The rule against penalties is an interference with freedom of contract. When parties to a contract are on an equal footing, the courts will be slow to interfere with what they have freely agreed. 

  • The rule against penalties applies not only to clauses requiring the payment of money, but also to clauses imposing an obligation to transfer assets (for nothing or at an undervalue) or clauses requiring forfeiture. 
  • Contractual obligations may be divided into two categories: (i) primary; and (ii) secondary. Primary obligations arise in the ordinary course of performance of a contract, e.g. an obligation to pay a sum of money for performance of a service. Secondary obligations only arise on breach of a primary obligation, e.g. an obligation to pay a sum of money where the contract has been breached. 
  • Only secondary contractual obligations can amount to penalties. The application of the penalty rule may, therefore, depend on how the relevant obligation is framed (i.e. as a primary or a secondary obligation). 
  • The test of whether a clause is penal is whether it is a secondary obligation which imposes a detriment on the contract-breaker out of all proportion to any legitimate interest of the innocent party in the enforcement of the primary obligation. 
  • When considering whether a clause is penal, first consider whether any legitimate business interest is served and protected by the clause. Next consider whether the provision made for that interest is extravagant, exorbitant or unconscionable.


The new test set out by the UK Supreme Court is more flexible, and it recognises that the parties to a contract may be interested in the performance of the contract for more than purely monetary reasons. The test also promotes contractual certainty and it gives parties more confidence that what the contract says will be enforced. However, there is still scope for dispute. 

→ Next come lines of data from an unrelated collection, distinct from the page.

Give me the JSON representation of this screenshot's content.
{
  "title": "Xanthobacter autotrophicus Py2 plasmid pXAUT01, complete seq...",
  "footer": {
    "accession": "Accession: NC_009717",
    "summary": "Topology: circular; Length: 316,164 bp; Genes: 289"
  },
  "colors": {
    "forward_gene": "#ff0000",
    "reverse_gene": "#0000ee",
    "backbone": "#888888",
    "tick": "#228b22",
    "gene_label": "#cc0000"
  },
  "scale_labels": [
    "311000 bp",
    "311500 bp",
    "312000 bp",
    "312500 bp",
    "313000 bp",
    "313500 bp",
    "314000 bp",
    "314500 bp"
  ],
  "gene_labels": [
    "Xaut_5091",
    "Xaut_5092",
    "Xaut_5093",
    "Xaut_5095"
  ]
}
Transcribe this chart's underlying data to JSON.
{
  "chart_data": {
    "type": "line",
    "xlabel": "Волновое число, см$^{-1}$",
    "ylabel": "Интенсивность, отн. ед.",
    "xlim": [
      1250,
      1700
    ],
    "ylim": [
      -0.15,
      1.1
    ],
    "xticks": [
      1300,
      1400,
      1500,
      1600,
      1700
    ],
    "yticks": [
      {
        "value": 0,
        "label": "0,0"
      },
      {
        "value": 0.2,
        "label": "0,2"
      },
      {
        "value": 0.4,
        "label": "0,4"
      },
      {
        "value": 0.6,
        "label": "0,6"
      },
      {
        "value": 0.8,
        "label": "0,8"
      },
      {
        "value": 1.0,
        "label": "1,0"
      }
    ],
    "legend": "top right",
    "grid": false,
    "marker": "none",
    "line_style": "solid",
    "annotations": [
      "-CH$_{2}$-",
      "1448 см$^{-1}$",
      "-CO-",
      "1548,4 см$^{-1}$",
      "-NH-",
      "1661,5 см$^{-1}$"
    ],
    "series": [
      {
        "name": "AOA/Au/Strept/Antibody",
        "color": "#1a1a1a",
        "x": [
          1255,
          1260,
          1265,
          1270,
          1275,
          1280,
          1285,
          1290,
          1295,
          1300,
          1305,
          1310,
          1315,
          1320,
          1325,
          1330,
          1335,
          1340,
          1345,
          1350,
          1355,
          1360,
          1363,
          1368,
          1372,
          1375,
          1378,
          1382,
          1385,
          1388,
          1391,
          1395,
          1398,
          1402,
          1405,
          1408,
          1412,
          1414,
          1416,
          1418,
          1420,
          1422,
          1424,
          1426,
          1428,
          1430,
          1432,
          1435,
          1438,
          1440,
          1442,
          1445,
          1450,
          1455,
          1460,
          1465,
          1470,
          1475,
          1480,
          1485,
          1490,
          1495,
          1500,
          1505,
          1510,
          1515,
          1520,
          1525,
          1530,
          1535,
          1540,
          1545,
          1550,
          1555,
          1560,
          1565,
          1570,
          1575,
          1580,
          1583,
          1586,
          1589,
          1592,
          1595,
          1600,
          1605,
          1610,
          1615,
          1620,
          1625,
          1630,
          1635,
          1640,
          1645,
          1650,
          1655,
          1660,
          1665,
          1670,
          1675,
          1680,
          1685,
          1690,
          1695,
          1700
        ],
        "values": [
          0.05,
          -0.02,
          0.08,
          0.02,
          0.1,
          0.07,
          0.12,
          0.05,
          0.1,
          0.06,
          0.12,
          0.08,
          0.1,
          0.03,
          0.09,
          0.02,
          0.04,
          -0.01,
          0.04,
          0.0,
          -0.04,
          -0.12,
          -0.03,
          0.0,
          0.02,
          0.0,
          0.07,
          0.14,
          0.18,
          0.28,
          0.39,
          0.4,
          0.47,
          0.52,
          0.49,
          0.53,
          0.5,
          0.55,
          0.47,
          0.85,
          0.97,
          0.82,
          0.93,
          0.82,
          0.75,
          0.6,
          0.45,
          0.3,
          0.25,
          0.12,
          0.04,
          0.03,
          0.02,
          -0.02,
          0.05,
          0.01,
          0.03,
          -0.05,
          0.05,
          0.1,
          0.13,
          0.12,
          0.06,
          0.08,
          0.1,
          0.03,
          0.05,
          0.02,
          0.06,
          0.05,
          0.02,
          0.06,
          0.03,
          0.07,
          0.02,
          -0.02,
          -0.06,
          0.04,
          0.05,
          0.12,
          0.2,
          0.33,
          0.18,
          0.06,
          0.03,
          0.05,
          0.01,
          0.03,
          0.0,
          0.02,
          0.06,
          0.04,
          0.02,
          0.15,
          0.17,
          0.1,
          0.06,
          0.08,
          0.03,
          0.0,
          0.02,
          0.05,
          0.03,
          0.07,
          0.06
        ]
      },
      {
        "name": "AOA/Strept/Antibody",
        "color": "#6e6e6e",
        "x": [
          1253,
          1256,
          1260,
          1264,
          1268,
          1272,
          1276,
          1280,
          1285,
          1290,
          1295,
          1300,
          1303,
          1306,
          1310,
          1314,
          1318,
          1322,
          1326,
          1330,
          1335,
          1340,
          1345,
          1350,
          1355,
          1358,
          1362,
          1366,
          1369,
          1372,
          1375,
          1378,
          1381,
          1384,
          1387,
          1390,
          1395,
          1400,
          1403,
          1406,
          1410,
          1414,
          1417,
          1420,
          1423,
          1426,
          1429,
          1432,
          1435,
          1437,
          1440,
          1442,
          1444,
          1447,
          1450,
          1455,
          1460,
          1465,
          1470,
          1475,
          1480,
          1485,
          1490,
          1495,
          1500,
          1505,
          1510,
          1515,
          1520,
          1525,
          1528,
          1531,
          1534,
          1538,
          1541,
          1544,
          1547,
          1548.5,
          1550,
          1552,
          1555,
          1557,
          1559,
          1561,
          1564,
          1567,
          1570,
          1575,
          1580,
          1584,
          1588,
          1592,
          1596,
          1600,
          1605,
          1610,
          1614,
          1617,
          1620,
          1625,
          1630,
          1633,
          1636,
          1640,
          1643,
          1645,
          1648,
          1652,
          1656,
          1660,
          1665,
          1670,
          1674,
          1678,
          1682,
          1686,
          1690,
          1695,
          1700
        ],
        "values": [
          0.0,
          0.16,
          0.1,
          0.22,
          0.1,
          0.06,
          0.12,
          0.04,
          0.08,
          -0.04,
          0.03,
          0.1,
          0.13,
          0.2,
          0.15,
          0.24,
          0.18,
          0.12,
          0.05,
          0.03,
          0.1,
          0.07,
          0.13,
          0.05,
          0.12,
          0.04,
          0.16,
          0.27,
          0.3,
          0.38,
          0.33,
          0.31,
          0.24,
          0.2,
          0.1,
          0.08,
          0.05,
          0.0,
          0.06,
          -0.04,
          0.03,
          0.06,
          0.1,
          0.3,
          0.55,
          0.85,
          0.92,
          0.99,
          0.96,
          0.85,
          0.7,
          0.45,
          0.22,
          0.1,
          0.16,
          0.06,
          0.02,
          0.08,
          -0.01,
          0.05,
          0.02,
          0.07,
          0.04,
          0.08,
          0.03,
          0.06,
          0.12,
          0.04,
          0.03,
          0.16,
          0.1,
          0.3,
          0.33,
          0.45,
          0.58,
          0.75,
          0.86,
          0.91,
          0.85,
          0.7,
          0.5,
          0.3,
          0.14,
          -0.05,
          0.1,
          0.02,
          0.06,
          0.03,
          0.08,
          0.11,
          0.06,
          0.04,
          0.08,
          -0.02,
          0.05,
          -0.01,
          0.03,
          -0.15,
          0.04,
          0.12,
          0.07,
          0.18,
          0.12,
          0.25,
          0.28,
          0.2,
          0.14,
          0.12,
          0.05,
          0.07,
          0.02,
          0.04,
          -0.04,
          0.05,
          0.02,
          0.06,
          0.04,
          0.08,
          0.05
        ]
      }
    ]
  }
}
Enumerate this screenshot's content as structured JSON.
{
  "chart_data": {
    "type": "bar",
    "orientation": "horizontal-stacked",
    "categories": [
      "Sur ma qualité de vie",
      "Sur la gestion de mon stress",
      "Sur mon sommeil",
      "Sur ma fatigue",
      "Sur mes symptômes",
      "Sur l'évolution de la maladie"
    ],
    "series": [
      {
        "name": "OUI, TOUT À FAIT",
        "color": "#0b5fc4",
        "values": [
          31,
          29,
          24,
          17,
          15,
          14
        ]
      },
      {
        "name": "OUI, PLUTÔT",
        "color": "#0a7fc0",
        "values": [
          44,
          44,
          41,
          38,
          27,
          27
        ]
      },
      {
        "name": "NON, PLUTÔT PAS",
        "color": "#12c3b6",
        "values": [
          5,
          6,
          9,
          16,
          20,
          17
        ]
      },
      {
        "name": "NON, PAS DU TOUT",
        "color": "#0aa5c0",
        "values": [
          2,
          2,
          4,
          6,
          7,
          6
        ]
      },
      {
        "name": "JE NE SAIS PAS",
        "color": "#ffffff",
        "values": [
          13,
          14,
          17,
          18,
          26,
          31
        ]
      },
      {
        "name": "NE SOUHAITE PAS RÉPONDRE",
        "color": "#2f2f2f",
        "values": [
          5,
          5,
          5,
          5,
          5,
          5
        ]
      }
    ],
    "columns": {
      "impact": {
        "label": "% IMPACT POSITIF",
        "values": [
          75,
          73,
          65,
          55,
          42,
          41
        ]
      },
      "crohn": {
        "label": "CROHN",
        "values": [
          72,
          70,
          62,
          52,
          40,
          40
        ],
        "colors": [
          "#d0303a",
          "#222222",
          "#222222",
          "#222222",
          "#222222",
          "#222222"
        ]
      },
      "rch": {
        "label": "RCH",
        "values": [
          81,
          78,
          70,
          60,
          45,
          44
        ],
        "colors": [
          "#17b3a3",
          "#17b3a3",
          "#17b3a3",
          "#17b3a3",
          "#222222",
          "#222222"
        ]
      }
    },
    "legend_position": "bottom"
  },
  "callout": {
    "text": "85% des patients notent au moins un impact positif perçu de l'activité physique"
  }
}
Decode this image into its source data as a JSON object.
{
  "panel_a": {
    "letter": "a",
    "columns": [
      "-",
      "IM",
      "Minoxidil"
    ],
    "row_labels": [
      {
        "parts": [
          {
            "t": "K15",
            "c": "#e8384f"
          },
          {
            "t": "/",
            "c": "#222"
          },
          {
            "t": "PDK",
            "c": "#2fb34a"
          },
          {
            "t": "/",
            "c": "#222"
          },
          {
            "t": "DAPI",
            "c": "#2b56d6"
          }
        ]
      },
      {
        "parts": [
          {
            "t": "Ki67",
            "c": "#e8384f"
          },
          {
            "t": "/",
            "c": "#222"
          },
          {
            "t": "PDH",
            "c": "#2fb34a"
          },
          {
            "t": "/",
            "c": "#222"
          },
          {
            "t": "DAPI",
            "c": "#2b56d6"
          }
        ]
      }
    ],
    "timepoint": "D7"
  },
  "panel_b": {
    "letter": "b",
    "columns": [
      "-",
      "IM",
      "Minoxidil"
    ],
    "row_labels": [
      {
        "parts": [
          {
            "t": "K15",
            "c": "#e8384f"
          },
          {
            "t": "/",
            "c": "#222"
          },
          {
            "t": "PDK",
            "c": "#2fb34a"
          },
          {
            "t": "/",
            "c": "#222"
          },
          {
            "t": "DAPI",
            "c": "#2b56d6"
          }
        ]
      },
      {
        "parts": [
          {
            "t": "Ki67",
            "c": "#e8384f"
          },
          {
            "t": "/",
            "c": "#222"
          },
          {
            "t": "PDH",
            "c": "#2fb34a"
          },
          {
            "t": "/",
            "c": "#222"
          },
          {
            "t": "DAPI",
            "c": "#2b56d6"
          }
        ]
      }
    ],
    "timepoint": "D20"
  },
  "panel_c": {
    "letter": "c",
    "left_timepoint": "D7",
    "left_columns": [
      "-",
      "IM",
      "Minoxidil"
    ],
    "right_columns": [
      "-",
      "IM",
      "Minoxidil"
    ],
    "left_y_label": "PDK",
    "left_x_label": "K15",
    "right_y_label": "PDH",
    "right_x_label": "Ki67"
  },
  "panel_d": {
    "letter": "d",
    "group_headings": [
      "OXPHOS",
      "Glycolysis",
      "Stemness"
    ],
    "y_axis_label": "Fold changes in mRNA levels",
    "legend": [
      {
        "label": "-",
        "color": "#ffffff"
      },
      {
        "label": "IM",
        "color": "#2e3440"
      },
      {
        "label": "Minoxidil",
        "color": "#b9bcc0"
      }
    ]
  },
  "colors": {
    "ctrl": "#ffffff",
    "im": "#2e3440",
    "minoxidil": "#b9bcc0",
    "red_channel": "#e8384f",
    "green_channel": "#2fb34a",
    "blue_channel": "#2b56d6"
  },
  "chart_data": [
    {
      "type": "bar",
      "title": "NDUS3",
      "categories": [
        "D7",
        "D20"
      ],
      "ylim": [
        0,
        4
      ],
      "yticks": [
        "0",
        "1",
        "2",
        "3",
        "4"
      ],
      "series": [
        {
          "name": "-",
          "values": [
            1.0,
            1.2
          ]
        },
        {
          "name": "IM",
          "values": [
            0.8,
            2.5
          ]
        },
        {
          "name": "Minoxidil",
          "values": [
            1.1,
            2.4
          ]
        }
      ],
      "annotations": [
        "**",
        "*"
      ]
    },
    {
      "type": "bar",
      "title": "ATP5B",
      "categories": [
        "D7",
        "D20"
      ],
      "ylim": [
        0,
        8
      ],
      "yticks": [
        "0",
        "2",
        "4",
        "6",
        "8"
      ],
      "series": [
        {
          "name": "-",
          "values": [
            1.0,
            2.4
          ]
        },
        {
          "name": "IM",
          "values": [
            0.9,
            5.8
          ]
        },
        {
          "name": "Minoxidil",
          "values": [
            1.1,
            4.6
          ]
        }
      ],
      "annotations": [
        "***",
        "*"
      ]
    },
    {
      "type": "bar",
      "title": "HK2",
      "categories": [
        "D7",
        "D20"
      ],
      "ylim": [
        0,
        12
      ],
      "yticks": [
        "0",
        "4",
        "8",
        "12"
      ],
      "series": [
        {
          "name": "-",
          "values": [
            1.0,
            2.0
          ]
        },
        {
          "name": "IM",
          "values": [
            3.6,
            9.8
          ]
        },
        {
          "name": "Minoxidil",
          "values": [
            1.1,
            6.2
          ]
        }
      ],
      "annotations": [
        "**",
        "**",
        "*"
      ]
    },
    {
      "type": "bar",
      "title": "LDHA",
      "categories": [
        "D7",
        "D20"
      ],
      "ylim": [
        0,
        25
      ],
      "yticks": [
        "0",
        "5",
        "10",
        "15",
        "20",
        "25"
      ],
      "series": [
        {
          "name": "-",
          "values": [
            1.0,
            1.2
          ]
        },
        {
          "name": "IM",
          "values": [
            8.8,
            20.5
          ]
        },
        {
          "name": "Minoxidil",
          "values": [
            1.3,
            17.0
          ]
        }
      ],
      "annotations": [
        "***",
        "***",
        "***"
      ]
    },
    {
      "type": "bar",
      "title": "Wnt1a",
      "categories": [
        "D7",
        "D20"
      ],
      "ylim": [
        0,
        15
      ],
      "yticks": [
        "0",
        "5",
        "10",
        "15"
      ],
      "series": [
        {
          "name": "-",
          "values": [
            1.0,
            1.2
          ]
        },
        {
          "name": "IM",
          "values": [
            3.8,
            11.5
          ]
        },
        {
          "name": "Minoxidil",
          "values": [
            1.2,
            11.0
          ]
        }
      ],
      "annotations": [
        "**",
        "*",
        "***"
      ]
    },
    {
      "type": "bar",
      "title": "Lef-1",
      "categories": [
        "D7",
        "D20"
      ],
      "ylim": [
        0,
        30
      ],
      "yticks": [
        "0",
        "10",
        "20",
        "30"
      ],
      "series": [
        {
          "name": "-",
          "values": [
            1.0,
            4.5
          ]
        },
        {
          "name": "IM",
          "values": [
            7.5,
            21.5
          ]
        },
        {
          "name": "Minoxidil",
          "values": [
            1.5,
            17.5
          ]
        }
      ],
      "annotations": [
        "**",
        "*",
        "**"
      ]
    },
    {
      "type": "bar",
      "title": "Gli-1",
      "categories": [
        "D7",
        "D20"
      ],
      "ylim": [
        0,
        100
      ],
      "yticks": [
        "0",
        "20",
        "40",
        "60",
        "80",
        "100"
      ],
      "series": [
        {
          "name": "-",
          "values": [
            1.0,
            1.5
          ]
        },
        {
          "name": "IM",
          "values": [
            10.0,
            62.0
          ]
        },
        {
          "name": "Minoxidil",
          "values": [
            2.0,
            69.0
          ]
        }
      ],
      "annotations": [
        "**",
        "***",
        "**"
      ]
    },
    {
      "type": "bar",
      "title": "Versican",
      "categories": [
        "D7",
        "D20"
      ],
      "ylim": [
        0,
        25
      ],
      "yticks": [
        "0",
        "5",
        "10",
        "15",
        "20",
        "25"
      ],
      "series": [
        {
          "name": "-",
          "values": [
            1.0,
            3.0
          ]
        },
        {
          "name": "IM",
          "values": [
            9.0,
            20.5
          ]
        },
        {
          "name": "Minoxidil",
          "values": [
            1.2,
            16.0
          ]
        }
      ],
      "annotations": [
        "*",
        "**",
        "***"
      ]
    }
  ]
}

A party seeking to uphold a clause which is being challenged as a penalty clause will highlight the legitimate interest it was seeking to protect by including the clause in the contract. On the other hand, the party challenging the validity of the clause will say that it imposes a detriment on it which is out of all proportion to this apparent ‘legitimate interest’ and is extravagant, exorbitant or unconscionable. 

Argument over what constitutes a ‘legitimate interest’ and what is meant by the terms ‘extravagant, exorbitant or unconscionable’ is inevitable. Each case will depend on its own facts. The key practice point that emerges here is that it is essential to document precisely what legitimate interest is being protected. In Makdessi, the Court of Appeal applied the penalties doctrine largely because no clear commercial justification could be established by Cavendish on the evidence.

In Ireland, the traditional ‘genuine pre-estimate of loss’ test continues to apply. However, the decision of the UK Supreme Court may be persuasive when the issue of penalty clauses next comes before the Irish courts.